Ce qui me plaît dans le métier? Prendre un produit brut et le transformer en produit fini. Si je devais citer un produit qui me plait particulièrement, je dirais la saucisse sèche. Je ne suis pas Ardennais pour rien (rires). Mais je sais également que je devrai miser sur les plats traiteurs parce que c’est ça qui marche».
«On peut assurer la découpe pour un agriculteur»

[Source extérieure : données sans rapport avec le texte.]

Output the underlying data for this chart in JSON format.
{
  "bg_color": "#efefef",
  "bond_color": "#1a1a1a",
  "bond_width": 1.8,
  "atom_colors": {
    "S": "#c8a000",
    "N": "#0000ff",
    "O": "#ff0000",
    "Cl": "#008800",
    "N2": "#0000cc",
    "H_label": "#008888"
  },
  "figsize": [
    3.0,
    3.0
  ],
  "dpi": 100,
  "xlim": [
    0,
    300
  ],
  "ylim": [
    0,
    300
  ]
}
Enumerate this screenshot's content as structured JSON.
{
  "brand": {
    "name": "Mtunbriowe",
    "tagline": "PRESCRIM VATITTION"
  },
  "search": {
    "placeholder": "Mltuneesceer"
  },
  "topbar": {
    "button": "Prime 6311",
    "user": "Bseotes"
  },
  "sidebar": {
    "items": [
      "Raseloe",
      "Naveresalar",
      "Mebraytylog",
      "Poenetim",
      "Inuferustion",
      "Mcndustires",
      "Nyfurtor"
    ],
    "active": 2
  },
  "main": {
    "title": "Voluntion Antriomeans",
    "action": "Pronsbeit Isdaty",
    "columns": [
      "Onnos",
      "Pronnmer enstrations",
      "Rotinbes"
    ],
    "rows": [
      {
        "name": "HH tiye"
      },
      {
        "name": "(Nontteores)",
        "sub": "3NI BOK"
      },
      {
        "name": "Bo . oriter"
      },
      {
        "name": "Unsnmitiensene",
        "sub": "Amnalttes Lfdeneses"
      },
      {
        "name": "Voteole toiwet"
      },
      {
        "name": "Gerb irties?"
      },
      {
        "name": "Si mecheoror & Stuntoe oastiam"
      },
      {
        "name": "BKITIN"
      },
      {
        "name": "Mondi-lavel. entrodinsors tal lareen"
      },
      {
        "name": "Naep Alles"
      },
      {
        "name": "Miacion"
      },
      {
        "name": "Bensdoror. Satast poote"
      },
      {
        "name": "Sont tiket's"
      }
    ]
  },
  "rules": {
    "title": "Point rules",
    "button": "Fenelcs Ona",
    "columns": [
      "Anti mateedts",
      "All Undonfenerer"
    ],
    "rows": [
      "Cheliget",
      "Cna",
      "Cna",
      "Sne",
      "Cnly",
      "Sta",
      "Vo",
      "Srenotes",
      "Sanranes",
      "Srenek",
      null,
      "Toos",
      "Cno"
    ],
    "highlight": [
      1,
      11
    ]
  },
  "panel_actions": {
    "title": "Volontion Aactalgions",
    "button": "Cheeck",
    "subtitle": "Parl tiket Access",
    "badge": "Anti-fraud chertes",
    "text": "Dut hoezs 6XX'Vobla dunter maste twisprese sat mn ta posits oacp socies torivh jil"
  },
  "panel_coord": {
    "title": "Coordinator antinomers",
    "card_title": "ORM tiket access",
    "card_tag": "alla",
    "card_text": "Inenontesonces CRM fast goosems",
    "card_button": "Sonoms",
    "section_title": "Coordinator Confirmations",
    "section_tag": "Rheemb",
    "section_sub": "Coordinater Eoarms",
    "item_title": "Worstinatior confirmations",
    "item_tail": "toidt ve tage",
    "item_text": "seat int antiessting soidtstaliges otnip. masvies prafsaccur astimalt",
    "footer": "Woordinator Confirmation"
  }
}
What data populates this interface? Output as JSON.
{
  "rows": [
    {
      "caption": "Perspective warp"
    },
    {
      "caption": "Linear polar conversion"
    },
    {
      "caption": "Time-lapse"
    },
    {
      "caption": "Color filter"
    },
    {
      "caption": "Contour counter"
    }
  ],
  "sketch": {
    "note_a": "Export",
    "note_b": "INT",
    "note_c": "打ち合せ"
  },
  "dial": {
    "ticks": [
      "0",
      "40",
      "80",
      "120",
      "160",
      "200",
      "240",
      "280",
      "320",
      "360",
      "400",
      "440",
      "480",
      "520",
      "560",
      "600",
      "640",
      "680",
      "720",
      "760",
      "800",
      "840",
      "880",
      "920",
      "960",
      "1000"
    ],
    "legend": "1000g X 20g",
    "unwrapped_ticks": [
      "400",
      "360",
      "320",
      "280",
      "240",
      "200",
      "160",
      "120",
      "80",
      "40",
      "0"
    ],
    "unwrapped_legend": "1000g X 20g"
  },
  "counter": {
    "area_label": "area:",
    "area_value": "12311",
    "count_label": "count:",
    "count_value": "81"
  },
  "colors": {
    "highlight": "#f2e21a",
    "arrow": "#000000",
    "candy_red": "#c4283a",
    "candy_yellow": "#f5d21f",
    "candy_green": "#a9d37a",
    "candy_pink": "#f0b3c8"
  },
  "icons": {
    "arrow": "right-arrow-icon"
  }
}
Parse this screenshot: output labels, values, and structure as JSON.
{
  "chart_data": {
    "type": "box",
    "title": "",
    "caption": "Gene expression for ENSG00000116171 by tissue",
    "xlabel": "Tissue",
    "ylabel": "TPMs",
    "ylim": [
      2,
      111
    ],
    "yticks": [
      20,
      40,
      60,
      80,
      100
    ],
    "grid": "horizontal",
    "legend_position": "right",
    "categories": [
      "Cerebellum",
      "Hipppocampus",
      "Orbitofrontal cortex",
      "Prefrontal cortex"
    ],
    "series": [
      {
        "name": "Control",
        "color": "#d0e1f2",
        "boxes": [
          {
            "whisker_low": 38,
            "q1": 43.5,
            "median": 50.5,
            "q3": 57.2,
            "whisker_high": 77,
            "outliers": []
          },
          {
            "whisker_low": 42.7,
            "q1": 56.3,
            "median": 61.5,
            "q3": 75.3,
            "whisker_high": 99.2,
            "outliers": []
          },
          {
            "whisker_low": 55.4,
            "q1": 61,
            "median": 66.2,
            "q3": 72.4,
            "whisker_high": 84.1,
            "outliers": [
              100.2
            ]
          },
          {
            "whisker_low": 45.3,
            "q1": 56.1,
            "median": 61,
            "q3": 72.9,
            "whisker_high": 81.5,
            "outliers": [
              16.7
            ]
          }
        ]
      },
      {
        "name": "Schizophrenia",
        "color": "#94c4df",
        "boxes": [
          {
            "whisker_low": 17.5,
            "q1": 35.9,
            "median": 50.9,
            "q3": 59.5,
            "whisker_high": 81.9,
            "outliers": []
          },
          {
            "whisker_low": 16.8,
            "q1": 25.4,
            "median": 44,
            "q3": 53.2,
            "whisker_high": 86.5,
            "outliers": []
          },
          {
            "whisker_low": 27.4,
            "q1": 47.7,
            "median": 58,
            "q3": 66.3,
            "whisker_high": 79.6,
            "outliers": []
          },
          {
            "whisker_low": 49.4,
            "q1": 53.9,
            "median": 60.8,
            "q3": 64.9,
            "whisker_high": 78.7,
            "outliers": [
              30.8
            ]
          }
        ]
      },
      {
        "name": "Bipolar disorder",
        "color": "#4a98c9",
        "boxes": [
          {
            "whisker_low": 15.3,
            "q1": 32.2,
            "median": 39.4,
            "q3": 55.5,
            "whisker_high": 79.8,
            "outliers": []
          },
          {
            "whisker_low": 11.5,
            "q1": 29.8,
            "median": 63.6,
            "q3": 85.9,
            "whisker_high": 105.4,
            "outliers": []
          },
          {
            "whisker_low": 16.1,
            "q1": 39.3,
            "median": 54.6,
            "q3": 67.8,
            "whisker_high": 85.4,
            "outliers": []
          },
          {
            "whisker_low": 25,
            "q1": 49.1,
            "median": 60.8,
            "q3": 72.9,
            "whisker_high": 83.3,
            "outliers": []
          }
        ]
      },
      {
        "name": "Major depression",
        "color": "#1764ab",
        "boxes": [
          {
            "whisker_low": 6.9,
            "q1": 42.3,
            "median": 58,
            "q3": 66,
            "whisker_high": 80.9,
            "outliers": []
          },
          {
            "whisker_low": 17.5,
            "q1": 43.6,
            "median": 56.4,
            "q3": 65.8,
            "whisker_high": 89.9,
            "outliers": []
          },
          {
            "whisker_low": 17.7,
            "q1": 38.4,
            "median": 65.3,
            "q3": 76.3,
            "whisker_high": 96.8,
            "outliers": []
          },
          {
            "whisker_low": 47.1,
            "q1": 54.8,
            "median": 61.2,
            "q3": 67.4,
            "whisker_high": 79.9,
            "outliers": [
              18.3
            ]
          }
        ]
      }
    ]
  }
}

Si la plupart des exercices pratiques effectués par les élèves le sont à partir de carcasses fournies par les mêmes bouchers locaux à qui ils rétrocèdent les produits finis, il peut arriver qu’ils œuvrent directement pour des particuliers, que ce soient un service traiteur pour un repas organisé par des associations ou, plus rarement, un mariage. Mais aussi directement pour des éleveurs. «Dernièrement, nous avons été sollicités pour découper un agneau. Cela permet à nos élèves de s’aguerrir sur ce genre d’animal». Et les agriculteurs ? «Celui qui souhaite tuer une bête pour sa consommation personnelle peut nous solliciter (boucherie@itca.be). Si nous disposons d’un créneau horaire pour le faire, c’est avec plaisir que nous procéderons à la découpe et au conditionnement».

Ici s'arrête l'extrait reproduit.